Lalu salah satu maskapai terbaik dunia, Singapore Airlines (SIA), dikabarkan menjadi maskapai yang paling terdampak di Asia. Bagaimana tidak, Singapura hanya negara satu pulau dan jika penerbangan internasional ditutup, maka hampir tidak ada ruang bernafas bagi SIA.
Beruntung, pemerintah Singapura menggelontorkan dana jumbo sebesar US$ 13 miliar atau sekitar Rp180 triliun kepada SIA. Manajemen juga bertindak cepat melakukan berbagai langkah efisiensi seperti negosiasi dengan lessor, pengurangan pegawai, hingga pemotongan gaji.
Jadi, Garuda tidak sendiri, seluruh industri aviasi saat ini sedang sangat tertekan akibat pandemi.
Bahkan jika melihat kondisi geografis Indonesia dibanding negara-negara tetangga, Garuda bisa dbilang lebih beruntung.
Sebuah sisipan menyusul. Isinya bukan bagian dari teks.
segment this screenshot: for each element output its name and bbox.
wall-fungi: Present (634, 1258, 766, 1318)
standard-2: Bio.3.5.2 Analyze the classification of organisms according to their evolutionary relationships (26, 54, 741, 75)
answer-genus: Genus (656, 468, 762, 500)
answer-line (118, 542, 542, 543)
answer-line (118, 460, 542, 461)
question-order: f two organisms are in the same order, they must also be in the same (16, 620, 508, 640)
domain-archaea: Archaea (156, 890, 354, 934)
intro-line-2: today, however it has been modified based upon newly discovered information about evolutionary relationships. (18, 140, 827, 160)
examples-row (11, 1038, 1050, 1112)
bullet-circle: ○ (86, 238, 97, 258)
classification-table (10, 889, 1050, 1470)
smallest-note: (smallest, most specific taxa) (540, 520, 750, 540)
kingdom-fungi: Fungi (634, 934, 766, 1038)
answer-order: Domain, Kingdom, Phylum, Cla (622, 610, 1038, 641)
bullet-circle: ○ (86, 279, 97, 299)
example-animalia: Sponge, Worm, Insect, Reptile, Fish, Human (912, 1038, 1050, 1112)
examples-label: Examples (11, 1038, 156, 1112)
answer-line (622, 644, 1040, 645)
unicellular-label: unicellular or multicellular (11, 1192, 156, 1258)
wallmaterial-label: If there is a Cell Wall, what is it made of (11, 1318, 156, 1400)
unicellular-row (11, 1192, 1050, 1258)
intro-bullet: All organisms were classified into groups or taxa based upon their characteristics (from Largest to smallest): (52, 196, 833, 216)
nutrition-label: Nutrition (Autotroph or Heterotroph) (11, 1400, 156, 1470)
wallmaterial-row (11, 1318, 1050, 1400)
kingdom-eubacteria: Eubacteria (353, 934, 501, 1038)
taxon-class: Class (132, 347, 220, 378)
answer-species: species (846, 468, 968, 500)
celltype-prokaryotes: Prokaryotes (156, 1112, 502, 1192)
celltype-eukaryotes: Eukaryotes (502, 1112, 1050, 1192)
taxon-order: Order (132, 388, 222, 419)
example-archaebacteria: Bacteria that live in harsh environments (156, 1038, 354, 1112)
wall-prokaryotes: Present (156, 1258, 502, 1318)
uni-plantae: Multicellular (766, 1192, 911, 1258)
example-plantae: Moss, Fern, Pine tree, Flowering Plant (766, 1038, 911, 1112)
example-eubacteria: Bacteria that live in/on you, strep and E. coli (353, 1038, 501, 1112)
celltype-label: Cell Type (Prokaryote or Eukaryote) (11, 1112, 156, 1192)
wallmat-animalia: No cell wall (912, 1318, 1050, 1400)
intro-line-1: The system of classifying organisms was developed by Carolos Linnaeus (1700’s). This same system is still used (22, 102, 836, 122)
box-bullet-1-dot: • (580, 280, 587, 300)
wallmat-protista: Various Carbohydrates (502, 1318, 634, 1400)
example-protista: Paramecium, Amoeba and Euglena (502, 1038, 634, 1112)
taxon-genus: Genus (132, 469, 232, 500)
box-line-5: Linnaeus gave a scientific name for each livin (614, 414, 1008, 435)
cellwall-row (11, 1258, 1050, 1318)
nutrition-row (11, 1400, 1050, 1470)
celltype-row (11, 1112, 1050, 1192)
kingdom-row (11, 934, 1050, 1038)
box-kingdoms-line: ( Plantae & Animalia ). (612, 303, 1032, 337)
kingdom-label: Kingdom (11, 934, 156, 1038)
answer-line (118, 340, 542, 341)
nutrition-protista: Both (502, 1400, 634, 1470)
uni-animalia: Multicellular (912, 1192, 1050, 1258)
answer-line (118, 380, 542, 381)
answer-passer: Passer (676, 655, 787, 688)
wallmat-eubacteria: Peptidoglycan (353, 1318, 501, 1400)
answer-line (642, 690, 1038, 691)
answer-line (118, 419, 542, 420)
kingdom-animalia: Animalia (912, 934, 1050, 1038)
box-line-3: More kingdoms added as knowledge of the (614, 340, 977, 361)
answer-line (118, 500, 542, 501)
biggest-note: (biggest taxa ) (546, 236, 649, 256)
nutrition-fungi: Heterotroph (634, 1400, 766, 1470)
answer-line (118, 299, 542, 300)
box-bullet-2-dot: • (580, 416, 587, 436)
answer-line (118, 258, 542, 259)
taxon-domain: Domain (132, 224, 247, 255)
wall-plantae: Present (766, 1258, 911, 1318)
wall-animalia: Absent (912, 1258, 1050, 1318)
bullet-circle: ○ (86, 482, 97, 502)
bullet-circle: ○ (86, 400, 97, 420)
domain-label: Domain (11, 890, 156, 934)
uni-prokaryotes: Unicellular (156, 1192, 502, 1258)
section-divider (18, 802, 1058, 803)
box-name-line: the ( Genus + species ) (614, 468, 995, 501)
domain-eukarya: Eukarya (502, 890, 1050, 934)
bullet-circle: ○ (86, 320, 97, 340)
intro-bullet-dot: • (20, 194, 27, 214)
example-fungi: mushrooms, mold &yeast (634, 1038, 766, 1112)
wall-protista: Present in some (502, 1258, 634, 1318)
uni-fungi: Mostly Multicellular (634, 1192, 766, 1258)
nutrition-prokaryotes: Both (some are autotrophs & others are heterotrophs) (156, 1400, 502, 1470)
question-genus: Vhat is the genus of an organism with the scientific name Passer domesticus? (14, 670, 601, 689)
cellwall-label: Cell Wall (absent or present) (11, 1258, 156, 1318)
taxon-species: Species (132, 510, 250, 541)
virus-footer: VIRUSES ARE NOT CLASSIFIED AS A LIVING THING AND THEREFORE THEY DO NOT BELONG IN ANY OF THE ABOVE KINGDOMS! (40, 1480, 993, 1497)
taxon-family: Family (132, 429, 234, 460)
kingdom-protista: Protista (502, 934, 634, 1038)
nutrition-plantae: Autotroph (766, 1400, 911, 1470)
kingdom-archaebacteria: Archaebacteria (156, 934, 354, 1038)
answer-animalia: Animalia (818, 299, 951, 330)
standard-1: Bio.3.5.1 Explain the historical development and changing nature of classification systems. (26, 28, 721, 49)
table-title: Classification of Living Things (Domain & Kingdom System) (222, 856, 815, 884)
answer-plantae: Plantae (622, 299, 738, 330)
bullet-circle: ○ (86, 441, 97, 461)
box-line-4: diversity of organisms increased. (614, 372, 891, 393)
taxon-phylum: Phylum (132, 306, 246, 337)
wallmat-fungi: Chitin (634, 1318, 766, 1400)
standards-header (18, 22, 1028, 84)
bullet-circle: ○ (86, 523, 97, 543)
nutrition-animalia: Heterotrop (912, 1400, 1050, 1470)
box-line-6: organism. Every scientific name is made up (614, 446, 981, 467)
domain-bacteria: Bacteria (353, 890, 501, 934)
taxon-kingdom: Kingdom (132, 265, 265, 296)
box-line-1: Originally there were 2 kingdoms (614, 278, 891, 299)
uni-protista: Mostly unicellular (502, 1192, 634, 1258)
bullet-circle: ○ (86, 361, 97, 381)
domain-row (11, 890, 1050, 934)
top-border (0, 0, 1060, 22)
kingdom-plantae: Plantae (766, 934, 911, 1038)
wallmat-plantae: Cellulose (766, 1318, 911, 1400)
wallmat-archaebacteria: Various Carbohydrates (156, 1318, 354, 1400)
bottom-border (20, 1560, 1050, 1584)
Dengan banyaknya kepulauan, mobilitas penerbangan domestik masih bisa memberi Garuda ruang nafas.
Tanpa adanya penerbangan internasional pun, maskapai nasional yang didirikan sejak 1949 ini seharusnya bisa bertahan hidup dan berjaya di negeri sendiri. Faktanya, 78% penumpang Garuda memang berasal dari pasar domestik.
Langkah restrukturisasi keuangan masih akan terus bergulir, namun semoga tidak berlarut-larut, karena di tengah pandemi Garuda bisa-bisa kehabisan nafas.